We can use Bayes’ theorem to find an equivalent reformulation. Recall that this tells us that
$$ P(m \mid c) = \frac{P(c \mid m) P(m)}{P(c)}. $$
Combining the two equations we see that perfect secrecy is equivalent to
$$ P(c) = P(c \mid m), $$
or in English: the ciphertext must be independent of the message.
It’s easy to verify this for the one-time pad. Recalling that we choose the key at random, we have
$$ P(c \mid m) = P( c = m \oplus k) = \frac{1}{2^L}. $$
Here we see that we have more than independence: the conditional probability is uniform. Thus, we’ve shown that the one-time pad has perfect secrecy.

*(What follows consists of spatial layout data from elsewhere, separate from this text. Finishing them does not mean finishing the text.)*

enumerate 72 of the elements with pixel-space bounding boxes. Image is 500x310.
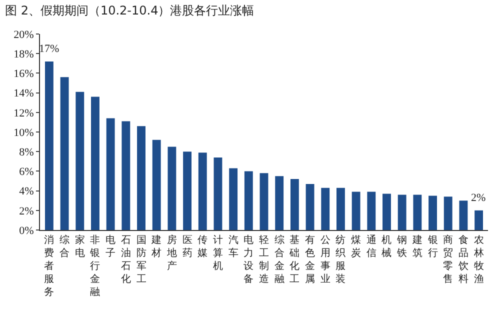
y-tick-label: 18% — [14, 48, 34, 60]
chart-title: 图 2、假期期间（10.2-10.4）港股各行业涨幅 — [5, 4, 254, 18]
bar — [91, 96, 100, 230]
x-tick-label: 综合 — [60, 234, 70, 259]
bar — [60, 77, 69, 230]
x-tick-label: 公用事业 — [320, 234, 330, 285]
x-tick-label: 银行 — [426, 235, 438, 259]
x-tick-label: 医药 — [182, 235, 192, 259]
y-tick-label: 8% — [19, 146, 34, 158]
bar — [275, 176, 284, 230]
bar — [44, 61, 54, 230]
bar — [474, 210, 484, 230]
x-tick-label: 家电 — [74, 234, 85, 259]
bar — [290, 179, 299, 230]
x-tick-label: 基础化工 — [288, 234, 300, 285]
x-tick-label: 煤炭 — [351, 234, 362, 259]
bar — [367, 192, 376, 230]
y-tick-label: 16% — [14, 68, 34, 80]
bar — [229, 168, 238, 230]
x-tick-label: 通信 — [366, 234, 376, 259]
bar — [306, 184, 314, 230]
y-tick-label: 12% — [14, 107, 34, 120]
x-tick-label: 综合金融 — [274, 234, 284, 285]
x-tick-label: 轻工制造 — [259, 234, 269, 285]
x-tick-label: 电子 — [106, 234, 116, 259]
x-tick-label: 机械 — [382, 234, 392, 259]
bar — [260, 173, 268, 230]
bar — [214, 157, 222, 230]
x-tick-label: 消费者服务 — [44, 234, 54, 298]
x-tick-label: 纺织服装 — [336, 234, 346, 285]
x-tick-label: 建筑 — [411, 234, 422, 259]
bar — [428, 196, 437, 230]
x-tick-label: 农林牧渔 — [472, 235, 484, 285]
y-tick-label: 0% — [19, 224, 34, 237]
y-tick-label: 6% — [19, 166, 34, 178]
x-tick-label: 有色金属 — [305, 234, 316, 285]
x-tick-label: 食品饮料 — [457, 234, 468, 285]
y-tick-label: 14% — [14, 88, 34, 100]
bar — [413, 194, 422, 230]
x-tick-label: 汽车 — [228, 234, 238, 259]
x-tick-label: 石油石化 — [120, 235, 131, 285]
x-tick-label: 钢铁 — [396, 235, 408, 259]
x-tick-label: 建材 — [150, 234, 162, 259]
bar — [183, 152, 192, 230]
bar — [168, 146, 176, 230]
x-tick-label: 商贸零售 — [443, 234, 454, 285]
bar — [122, 121, 130, 230]
bar — [398, 194, 406, 230]
x-tick-label: 国防军工 — [136, 235, 146, 285]
x-tick-label: 电力设备 — [244, 234, 254, 285]
annotation: 2% — [471, 192, 486, 204]
annotation: 17% — [39, 43, 60, 55]
bar — [382, 194, 391, 230]
bar — [321, 188, 330, 230]
x-tick-label: 房地产 — [166, 234, 177, 272]
y-tick-label: 10% — [14, 126, 34, 139]
bar — [198, 152, 207, 230]
bar — [444, 196, 452, 230]
x-tick-label: 传媒 — [198, 235, 208, 259]
bar — [137, 126, 146, 230]
y-tick-label: 4% — [19, 186, 34, 198]
bar — [152, 140, 161, 230]
bar — [352, 192, 360, 230]
bar — [76, 92, 84, 230]
bar — [244, 171, 253, 230]
bar — [336, 188, 345, 230]
x-tick-label: 计算机 — [212, 234, 223, 272]
bar — [106, 118, 115, 230]
x-tick-label: 非银行金融 — [89, 234, 100, 298]
bar — [459, 200, 468, 230]
y-tick-label: 2% — [19, 205, 34, 218]
y-tick-label: 20% — [14, 28, 34, 41]
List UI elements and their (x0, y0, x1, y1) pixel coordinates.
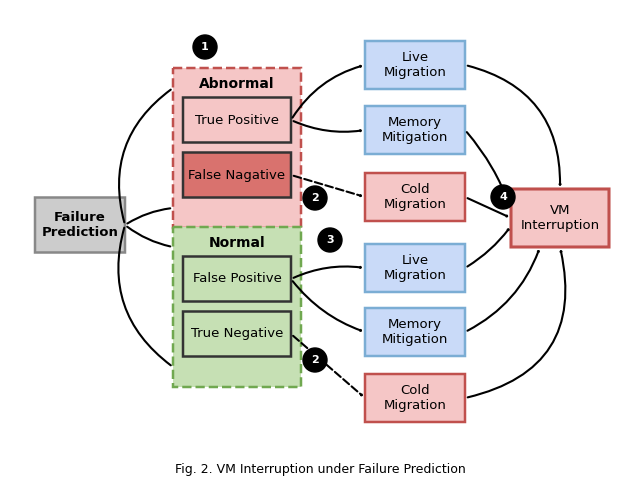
Text: 2: 2 (311, 355, 319, 365)
FancyBboxPatch shape (183, 152, 291, 198)
Text: True Negative: True Negative (191, 327, 283, 340)
Text: Live
Migration: Live Migration (383, 254, 447, 282)
Text: Failure
Prediction: Failure Prediction (42, 211, 118, 239)
FancyBboxPatch shape (183, 312, 291, 356)
Text: False Positive: False Positive (193, 273, 282, 285)
FancyArrowPatch shape (293, 336, 362, 395)
FancyBboxPatch shape (173, 227, 301, 387)
Text: Abnormal: Abnormal (199, 77, 275, 91)
FancyArrowPatch shape (294, 266, 361, 278)
FancyBboxPatch shape (365, 308, 465, 356)
Text: Fig. 2. VM Interruption under Failure Prediction: Fig. 2. VM Interruption under Failure Pr… (175, 463, 465, 475)
FancyBboxPatch shape (183, 97, 291, 143)
Circle shape (193, 35, 217, 59)
Text: 4: 4 (499, 192, 507, 202)
FancyArrowPatch shape (467, 229, 509, 266)
FancyArrowPatch shape (294, 176, 361, 196)
FancyArrowPatch shape (127, 226, 170, 246)
Circle shape (318, 228, 342, 252)
FancyArrowPatch shape (294, 121, 361, 132)
Text: VM
Interruption: VM Interruption (520, 204, 600, 232)
Circle shape (491, 185, 515, 209)
Text: False Nagative: False Nagative (188, 169, 285, 182)
FancyArrowPatch shape (468, 198, 507, 217)
FancyArrowPatch shape (292, 66, 361, 118)
Text: 3: 3 (326, 235, 334, 245)
Text: 1: 1 (201, 42, 209, 52)
Circle shape (303, 348, 327, 372)
FancyArrowPatch shape (468, 66, 561, 185)
FancyArrowPatch shape (127, 208, 170, 224)
FancyArrowPatch shape (118, 227, 171, 365)
FancyBboxPatch shape (365, 173, 465, 221)
Text: Cold
Migration: Cold Migration (383, 384, 447, 412)
Text: True Positive: True Positive (195, 113, 279, 127)
FancyArrowPatch shape (467, 251, 539, 331)
FancyBboxPatch shape (365, 374, 465, 422)
Text: Memory
Mitigation: Memory Mitigation (382, 116, 448, 144)
FancyArrowPatch shape (467, 132, 510, 206)
Text: Live
Migration: Live Migration (383, 51, 447, 79)
FancyBboxPatch shape (183, 257, 291, 301)
FancyArrowPatch shape (119, 90, 171, 223)
FancyBboxPatch shape (511, 189, 609, 247)
FancyBboxPatch shape (173, 68, 301, 228)
Text: Cold
Migration: Cold Migration (383, 183, 447, 211)
FancyBboxPatch shape (365, 244, 465, 292)
FancyBboxPatch shape (365, 106, 465, 154)
Text: 2: 2 (311, 193, 319, 203)
FancyArrowPatch shape (468, 251, 565, 397)
Text: Memory
Mitigation: Memory Mitigation (382, 318, 448, 346)
FancyArrowPatch shape (292, 281, 361, 331)
FancyBboxPatch shape (365, 41, 465, 89)
FancyBboxPatch shape (35, 198, 125, 252)
Circle shape (303, 186, 327, 210)
Text: Normal: Normal (209, 236, 266, 250)
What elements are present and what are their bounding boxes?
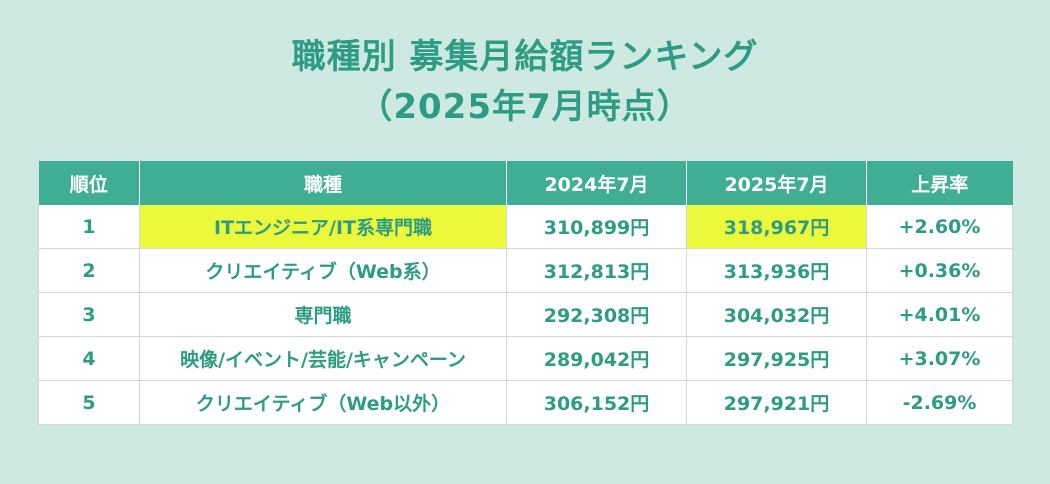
chart-title: 職種別 募集月給額ランキング （2025年7月時点） xyxy=(0,32,1050,132)
cell-2024: 312,813円 xyxy=(506,248,687,293)
cell-2025: 318,967円 xyxy=(686,205,867,249)
cell-2024: 292,308円 xyxy=(506,292,687,337)
header-2024: 2024年7月 xyxy=(506,161,687,205)
cell-2025: 313,936円 xyxy=(686,248,867,293)
cell-rank: 2 xyxy=(38,248,140,293)
cell-2025: 297,925円 xyxy=(686,336,867,381)
cell-job: ITエンジニア/IT系専門職 xyxy=(139,205,507,249)
cell-rate: +2.60% xyxy=(866,205,1013,249)
cell-rank: 3 xyxy=(38,292,140,337)
cell-2025: 304,032円 xyxy=(686,292,867,337)
cell-rank: 1 xyxy=(38,205,140,249)
ranking-table: 順位 職種 2024年7月 2025年7月 上昇率 1 ITエンジニア/IT系専… xyxy=(38,161,1013,425)
cell-rate: -2.69% xyxy=(866,380,1013,425)
table-row: 5 クリエイティブ（Web以外） 306,152円 297,921円 -2.69… xyxy=(38,380,1013,425)
table-row: 4 映像/イベント/芸能/キャンペーン 289,042円 297,925円 +3… xyxy=(38,336,1013,381)
cell-rate: +3.07% xyxy=(866,336,1013,381)
table-row: 2 クリエイティブ（Web系） 312,813円 313,936円 +0.36% xyxy=(38,248,1013,293)
cell-rank: 4 xyxy=(38,336,140,381)
cell-job: 映像/イベント/芸能/キャンペーン xyxy=(139,336,507,381)
cell-2024: 289,042円 xyxy=(506,336,687,381)
cell-rank: 5 xyxy=(38,380,140,425)
cell-2025: 297,921円 xyxy=(686,380,867,425)
header-job: 職種 xyxy=(139,161,507,205)
header-rate: 上昇率 xyxy=(866,161,1013,205)
cell-rate: +4.01% xyxy=(866,292,1013,337)
cell-job: クリエイティブ（Web系） xyxy=(139,248,507,293)
table-header-row: 順位 職種 2024年7月 2025年7月 上昇率 xyxy=(38,161,1013,205)
header-rank: 順位 xyxy=(38,161,140,205)
cell-job: クリエイティブ（Web以外） xyxy=(139,380,507,425)
table-row: 3 専門職 292,308円 304,032円 +4.01% xyxy=(38,292,1013,337)
cell-rate: +0.36% xyxy=(866,248,1013,293)
header-2025: 2025年7月 xyxy=(686,161,867,205)
cell-2024: 310,899円 xyxy=(506,205,687,249)
cell-2024: 306,152円 xyxy=(506,380,687,425)
title-line-2: （2025年7月時点） xyxy=(358,87,692,127)
table-row: 1 ITエンジニア/IT系専門職 310,899円 318,967円 +2.60… xyxy=(38,205,1013,249)
cell-job: 専門職 xyxy=(139,292,507,337)
title-line-1: 職種別 募集月給額ランキング xyxy=(291,37,759,77)
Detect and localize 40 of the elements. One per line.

If you look at a book like Boneh and Shoup you’ll see this idea of perfect secrecy formulated in a slightly more general context. Here they say a Shannon cipher involves a key space \(\mathcal{K}\), a message space \(\mathcal{M}\), and a cihpertext space \(\mathcal{C}\), together with an encoder \(E : \mathcal{K} \times \mathcal{M} \to \mathcal{C}\) and decoder \(D : \mathcal{K} \times C \to \mathcal{M}\). To say that decoding “works”, mathematically, is to say that for all \(k \in \mathcal{K}, m \in \mathcal{M}\), we have
$$ D(k, E(k, m)) = m. $$
In this context, the requirement of perfect security demands that, for all \(m_0, m_1 \in \mathcal{M}\) and \(c \in \mathcal{C}\), if \(k\) is uniformly distributed over \(\mathcal{K}\), then
$$ P[ E(k, m_0) = c] = P[ E(k, m_1) = c]. $$
This is just a generalization of what we saw with the one-time pad!
Perfect secrecy is a lot to ask for. Although the one-time pad has this property, it comes at a significant cost: we need a key that is as large as our messages. This is typically not tractable, but the scheme is still important as a conceptual “gold standard”.